Lamentablemente, los habitantes de San Francisco han vuelto a temer por sus pertenencias y sus vidas, pues desde junio de 2021 han aparecido múltiples sujetos en motocicleta, los cuales (según testigos) hablan con acento extranjero. En más de 8 ocasiones, estos personajes han intimado a los vecinos que salen entre las 4 y las 6 de la mañana a trabajar, pues deben caminar entre 5 y 12 cuadras para poder encontrar transporte público.

“Decidimos reactivar los patrullajes del grupo de seguridad a raíz de un atraco, en el cual un vecino resultó gravemente herido con arma blanca. El miedo y la zozobra se apoderaron del barrio y eso no lo íbamos a permitir. A inicios de agosto (de 2021) volvimos a salir con pitos, palos, bastones, bates de béisbol y, sobre todo, mucho valor”, revela Melgarejo.

Una vez que se encuentran a las 4:00 a. m. se dividen en varios grupos, conformados por hombres y mujeres, y se ubican en puntos estratégicos del barrio. Portan chaquetas verdes fluorescentes y ruanas, así como perros. Su objetivo es disuadir a toda persona extraña o ajena al sector, pues básicamente conocen a la mayoría de quienes residen allí.

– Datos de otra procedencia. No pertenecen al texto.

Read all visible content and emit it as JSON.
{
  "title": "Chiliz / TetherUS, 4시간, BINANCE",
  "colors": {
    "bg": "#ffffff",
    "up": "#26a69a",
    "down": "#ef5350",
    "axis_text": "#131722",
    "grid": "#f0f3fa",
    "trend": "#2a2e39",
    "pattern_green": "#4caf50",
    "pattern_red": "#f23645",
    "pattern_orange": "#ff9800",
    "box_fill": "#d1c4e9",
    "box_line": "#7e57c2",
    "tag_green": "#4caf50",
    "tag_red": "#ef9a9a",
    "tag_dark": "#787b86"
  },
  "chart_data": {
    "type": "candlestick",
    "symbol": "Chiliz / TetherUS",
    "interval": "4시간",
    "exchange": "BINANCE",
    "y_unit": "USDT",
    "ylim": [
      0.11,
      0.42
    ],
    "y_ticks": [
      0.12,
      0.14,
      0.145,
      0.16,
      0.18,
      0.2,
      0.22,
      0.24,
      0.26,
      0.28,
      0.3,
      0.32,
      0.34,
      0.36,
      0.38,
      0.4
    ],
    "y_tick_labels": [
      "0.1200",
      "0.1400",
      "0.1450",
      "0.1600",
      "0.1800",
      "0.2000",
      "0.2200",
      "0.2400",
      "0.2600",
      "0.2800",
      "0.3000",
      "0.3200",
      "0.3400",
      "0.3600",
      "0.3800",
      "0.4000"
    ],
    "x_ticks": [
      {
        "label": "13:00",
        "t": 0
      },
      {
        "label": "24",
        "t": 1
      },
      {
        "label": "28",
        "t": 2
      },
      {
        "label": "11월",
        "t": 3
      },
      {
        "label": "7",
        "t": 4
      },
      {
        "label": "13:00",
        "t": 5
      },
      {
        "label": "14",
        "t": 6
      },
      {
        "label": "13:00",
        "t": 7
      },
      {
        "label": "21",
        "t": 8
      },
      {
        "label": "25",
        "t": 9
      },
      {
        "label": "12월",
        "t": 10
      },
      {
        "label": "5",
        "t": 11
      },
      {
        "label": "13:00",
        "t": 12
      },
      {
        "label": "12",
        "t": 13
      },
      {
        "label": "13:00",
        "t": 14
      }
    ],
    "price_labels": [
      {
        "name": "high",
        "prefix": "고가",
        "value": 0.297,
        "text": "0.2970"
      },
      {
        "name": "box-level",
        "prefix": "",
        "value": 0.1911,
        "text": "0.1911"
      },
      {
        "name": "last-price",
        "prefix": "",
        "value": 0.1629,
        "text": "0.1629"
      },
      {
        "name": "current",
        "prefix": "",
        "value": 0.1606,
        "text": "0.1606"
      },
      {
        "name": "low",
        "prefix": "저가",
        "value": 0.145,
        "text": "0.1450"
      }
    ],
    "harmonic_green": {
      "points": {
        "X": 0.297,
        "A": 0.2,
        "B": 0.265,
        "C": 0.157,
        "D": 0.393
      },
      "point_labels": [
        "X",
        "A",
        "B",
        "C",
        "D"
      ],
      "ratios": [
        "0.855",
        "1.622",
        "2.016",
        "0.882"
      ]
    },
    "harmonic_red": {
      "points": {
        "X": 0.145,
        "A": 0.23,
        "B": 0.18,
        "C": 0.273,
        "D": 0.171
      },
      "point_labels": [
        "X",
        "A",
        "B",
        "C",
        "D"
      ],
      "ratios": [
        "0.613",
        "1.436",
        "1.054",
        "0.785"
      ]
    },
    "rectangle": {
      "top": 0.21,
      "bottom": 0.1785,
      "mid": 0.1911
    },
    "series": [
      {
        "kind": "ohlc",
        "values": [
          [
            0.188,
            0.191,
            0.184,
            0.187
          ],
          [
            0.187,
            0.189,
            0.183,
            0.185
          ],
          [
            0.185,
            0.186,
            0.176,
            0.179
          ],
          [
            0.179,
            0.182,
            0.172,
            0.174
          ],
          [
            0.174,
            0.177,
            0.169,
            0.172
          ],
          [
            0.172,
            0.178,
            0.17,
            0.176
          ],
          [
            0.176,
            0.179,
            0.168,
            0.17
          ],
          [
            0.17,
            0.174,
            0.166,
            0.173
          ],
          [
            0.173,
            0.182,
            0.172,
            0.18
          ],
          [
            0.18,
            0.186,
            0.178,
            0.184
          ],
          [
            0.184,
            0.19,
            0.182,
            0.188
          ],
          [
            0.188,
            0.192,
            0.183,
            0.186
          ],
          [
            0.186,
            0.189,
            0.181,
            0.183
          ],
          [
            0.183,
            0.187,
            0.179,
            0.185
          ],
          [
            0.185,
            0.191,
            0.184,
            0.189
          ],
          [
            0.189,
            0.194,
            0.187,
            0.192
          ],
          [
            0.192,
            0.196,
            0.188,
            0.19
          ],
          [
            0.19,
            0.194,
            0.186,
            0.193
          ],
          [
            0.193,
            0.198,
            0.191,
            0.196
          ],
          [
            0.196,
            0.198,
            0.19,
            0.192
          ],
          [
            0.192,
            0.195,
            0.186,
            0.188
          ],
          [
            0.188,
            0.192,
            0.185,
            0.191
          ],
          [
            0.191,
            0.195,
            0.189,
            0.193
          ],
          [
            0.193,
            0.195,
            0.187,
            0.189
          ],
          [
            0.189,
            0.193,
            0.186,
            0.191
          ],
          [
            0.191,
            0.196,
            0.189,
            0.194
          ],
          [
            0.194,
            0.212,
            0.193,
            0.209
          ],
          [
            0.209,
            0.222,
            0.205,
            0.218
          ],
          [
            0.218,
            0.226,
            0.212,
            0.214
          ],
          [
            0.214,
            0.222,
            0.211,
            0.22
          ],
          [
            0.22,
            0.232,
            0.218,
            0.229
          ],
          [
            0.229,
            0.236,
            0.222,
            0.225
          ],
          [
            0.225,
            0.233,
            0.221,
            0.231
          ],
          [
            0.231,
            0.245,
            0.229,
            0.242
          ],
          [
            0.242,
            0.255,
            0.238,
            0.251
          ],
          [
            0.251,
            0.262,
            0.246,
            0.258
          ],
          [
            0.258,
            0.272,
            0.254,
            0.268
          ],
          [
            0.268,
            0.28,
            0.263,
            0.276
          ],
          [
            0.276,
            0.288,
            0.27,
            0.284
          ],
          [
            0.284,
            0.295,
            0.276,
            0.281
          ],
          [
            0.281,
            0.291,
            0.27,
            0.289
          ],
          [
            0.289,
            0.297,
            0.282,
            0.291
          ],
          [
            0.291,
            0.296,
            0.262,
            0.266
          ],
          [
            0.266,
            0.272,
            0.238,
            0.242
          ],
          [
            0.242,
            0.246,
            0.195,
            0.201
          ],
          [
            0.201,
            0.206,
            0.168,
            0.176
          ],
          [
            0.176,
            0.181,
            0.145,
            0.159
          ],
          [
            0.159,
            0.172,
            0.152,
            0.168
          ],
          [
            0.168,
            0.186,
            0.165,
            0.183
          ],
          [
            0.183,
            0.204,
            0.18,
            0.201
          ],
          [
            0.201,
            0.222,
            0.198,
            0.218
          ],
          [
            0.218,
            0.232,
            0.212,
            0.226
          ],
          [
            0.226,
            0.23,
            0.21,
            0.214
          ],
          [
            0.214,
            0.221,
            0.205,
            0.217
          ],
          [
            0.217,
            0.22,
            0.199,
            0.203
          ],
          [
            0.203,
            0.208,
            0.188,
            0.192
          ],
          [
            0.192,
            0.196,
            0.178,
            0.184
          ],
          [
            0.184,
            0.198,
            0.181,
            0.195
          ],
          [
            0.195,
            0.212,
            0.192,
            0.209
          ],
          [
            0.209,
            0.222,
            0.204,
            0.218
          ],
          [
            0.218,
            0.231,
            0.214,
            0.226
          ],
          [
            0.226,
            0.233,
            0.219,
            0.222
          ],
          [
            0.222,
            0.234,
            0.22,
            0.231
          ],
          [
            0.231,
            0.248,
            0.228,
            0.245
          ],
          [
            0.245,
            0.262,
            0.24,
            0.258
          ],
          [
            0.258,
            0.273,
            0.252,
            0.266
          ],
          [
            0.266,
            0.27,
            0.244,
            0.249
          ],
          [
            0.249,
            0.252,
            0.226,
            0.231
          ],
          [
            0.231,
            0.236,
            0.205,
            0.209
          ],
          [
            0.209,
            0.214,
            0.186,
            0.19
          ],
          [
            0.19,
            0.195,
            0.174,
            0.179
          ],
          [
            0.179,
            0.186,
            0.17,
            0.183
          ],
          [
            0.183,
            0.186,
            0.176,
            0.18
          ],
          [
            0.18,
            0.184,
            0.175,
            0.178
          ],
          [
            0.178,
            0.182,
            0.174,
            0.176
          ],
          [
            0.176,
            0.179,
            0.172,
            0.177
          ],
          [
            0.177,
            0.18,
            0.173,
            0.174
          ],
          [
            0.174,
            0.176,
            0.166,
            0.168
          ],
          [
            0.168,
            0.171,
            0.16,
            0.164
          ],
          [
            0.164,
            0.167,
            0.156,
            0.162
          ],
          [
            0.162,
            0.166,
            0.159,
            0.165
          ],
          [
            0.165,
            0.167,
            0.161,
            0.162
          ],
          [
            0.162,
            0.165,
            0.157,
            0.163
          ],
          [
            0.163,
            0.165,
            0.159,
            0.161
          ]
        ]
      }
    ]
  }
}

La iniciativa comunal de seguridad se creó originalmente en 2012, pero tuvo que reactivarse en 2021 tras el incremento de la inseguridad en Madrid.
La iniciativa comunal de seguridad se creó originalmente en 2012, pero tuvo que reactivarse en 2021 tras el incremento de la inseguridad en Madrid. - Foto: Revista Semana

“Antes de que saliéramos nos estaban atracando una o dos veces cada mañana. Desde hace una semana no se registra ni un solo caso”, cuenta orgulloso el presidente.

Aunque no todos tienen el vigor o la valentía de salir a patrullar las calles, todos ponen su granito de arena: “Hay gente que nos monitorea a través de las cámaras. Lo hacen desde su casa. Otras personas nos preparan tintico y nos dan pan en medio de la jornada”, explicó.

¿Y dónde están las autoridades?

Tras el aumento de casos de robo y fleteo, no solo en el barrio San Francisco, sino en todo Madrid (un municipio de 85 mil personas), las juntas de acción comunal se reunieron con el secretario de Gobierno, Enrique Puerto, quien designó el patrullaje de los gestores de convivencia para ayudar con la seguridad. Lamentablemente es un grupo reducido, de máximo 6 personas, quienes no dan abasto por la extensión del pueblo.

Por su parte, la oficina de comunicaciones de la alcaldía municipal habla de una cifra muy distinta: asegura que son 60 los gestores de convivencia con los que cuenta Madrid.

De otro lado, la Policía de Madrid recibió las denuncias de la ciudadanía, pero no hubo un pronunciamiento oficial al respecto. En la estación trabajan alrededor de 45 patrulleros, una cifra que se queda corta, teniendo en cuenta que también hay que cubrir las veredas aledañas.

“Sentimos que aquí no hay policías que conozcan el municipio: los traslados son constantes y el pie de fuerza es insuficiente, y eso es algo que saben los ladrones. Por eso tenemos que defendernos a nosotros mismos”, denunció Daniel.

A raíz de estas quejas, una patrulla de Policía está llegando cada madrugada al barrio San Francisco para apoyar a la brigada vecinal. Habitantes de otros barrios como El Edén han seguido el ejemplo y también conformaron su propia estrategia, para buscar lo que las autoridades no han podido brindarles: seguridad y bienestar.